Variation in mouse pelvic morphology maps to locations enriched in Sox9 Class II and Pitx1 regulatory features

• Published in: Journal of experimental zoology. Part B, Molecular and developmental evolution Vol. 334; no. 2; pp. 100 - 112
• Main Authors: Roseman, Charles C., Capellini, Terence D., Jagoda, Evelyn, Williams, Scott A., Grabowski, Mark, O'Connor, Christine, Polk, John D., Cheverud, James M.
• Format: Journal Article
• Language: English
• Published: United States 01.03.2020
• Subjects: Animals; Biological Evolution; evolutionary genetics; evolvability; Gene Expression Regulation, Developmental; Genomics; Genotype; Mice; Paired Box Transcription Factors - genetics; Paired Box Transcription Factors - metabolism; pelvis; Pelvis - growth & development; phenotypic integration; Pitx1; Polymorphism, Single Nucleotide; Quantitative Trait Loci; Sox9; SOX9 Transcription Factor - genetics; SOX9 Transcription Factor - metabolism; phenotypic integration; evolvability; pelvis; Sox9; Pitx1; evolutionary genetics
• ISSN: 1552-5007; 1552-5015; 1552-5015
• DOI: 10.1002/jez.b.22926

Variation in pelvic morphology has a complex genetic basis and its patterning and specification is governed by conserved developmental pathways.
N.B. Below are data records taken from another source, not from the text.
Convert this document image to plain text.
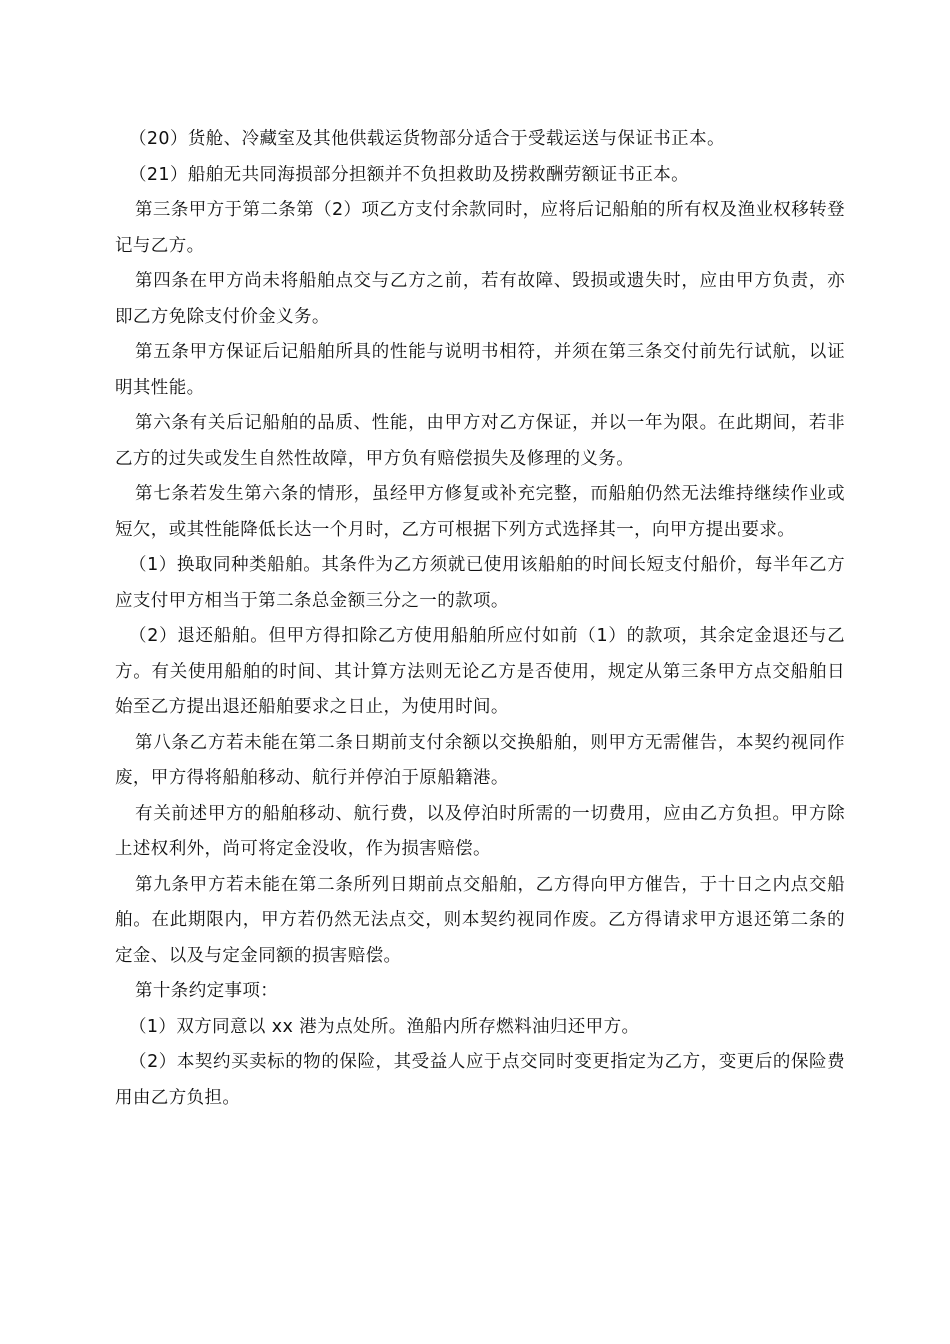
（20）货舱、冷藏室及其他供载运货物部分适合于受载运送与保证书正本。

（21）船舶无共同海损部分担额并不负担救助及捞救酬劳额证书正本。

第三条甲方于第二条第（2）项乙方支付余款同时，应将后记船舶的所有权及渔业权移转登记与乙方。

第四条在甲方尚未将船舶点交与乙方之前，若有故障、毁损或遗失时，应由甲方负责，亦即乙方免除支付价金义务。

第五条甲方保证后记船舶所具的性能与说明书相符，并须在第三条交付前先行试航，以证明其性能。

第六条有关后记船舶的品质、性能，由甲方对乙方保证，并以一年为限。在此期间，若非乙方的过失或发生自然性故障，甲方负有赔偿损失及修理的义务。

第七条若发生第六条的情形，虽经甲方修复或补充完整，而船舶仍然无法维持继续作业或短欠，或其性能降低长达一个月时，乙方可根据下列方式选择其一，向甲方提出要求。

（1）换取同种类船舶。其条件为乙方须就已使用该船舶的时间长短支付船价，每半年乙方应支付甲方相当于第二条总金额三分之一的款项。

（2）退还船舶。但甲方得扣除乙方使用船舶所应付如前（1）的款项，其余定金退还与乙方。有关使用船舶的时间、其计算方法则无论乙方是否使用，规定从第三条甲方点交船舶日始至乙方提出退还船舶要求之日止，为使用时间。

第八条乙方若未能在第二条日期前支付余额以交换船舶，则甲方无需催告，本契约视同作废，甲方得将船舶移动、航行并停泊于原船籍港。

有关前述甲方的船舶移动、航行费，以及停泊时所需的一切费用，应由乙方负担。甲方除上述权利外，尚可将定金没收，作为损害赔偿。

第九条甲方若未能在第二条所列日期前点交船舶，乙方得向甲方催告，于十日之内点交船舶。在此期限内，甲方若仍然无法点交，则本契约视同作废。乙方得请求甲方退还第二条的定金、以及与定金同额的损害赔偿。

第十条约定事项：

（1）双方同意以 xx 港为点处所。渔船内所存燃料油归还甲方。

（2）本契约买卖标的物的保险，其受益人应于点交同时变更指定为乙方，变更后的保险费用由乙方负担。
Whether the mechanisms underlying the differentiation and specification of the pelvis also produce the morphological covariation on which natural selection may act, is still an open question in evolutionary developmental biology. We use high‐resolution quantitative trait locus (QTL) mapping in the F34 generation of an advanced intercross experiment (LG,SM‐G34) to characterize the genetic architecture of the mouse pelvis. We test the prediction that genomic features linked to developmental patterning and differentiation of the hind limb and pelvis and the regulation of chondrogenesis are overrepresented in QTL. We find 31 single QTL trait associations at the genome‐ or chromosome‐wise significance level coalescing to 27 pleiotropic loci. We recover further QTL at a more relaxed significance threshold replicating locations found in a previous experiment in an earlier generation of the same population. QTL were more likely than chance to harbor Pitx1 and Sox9 Class II chromatin immunoprecipitation‐seq features active during development of skeletal features. There was weak or no support for the enrichment of seven more categories of developmental features drawn from the literature. Our results suggest that genotypic variation is channeled through a subset of developmental processes involved in the generation of phenotypic variation in the pelvis. This finding indicates that the evolvability of complex traits may be subject to biases not evident from patterns of covariance among morphological features or developmental patterning when either is considered in isolation. Variation in aspects of the morphology of the mouse pelvis maps to various locations across the genome. These regions are enriched for some classes of regulatory features known to be involved in the development of cartilage and bone. Research Highlights Pelvic variation maps to locations in the genome that are enriched in for Sox9 Class II and Pitx1 features. Few genes previously implicated as playing a core role in the development of the pelvis occur in mapped intervals.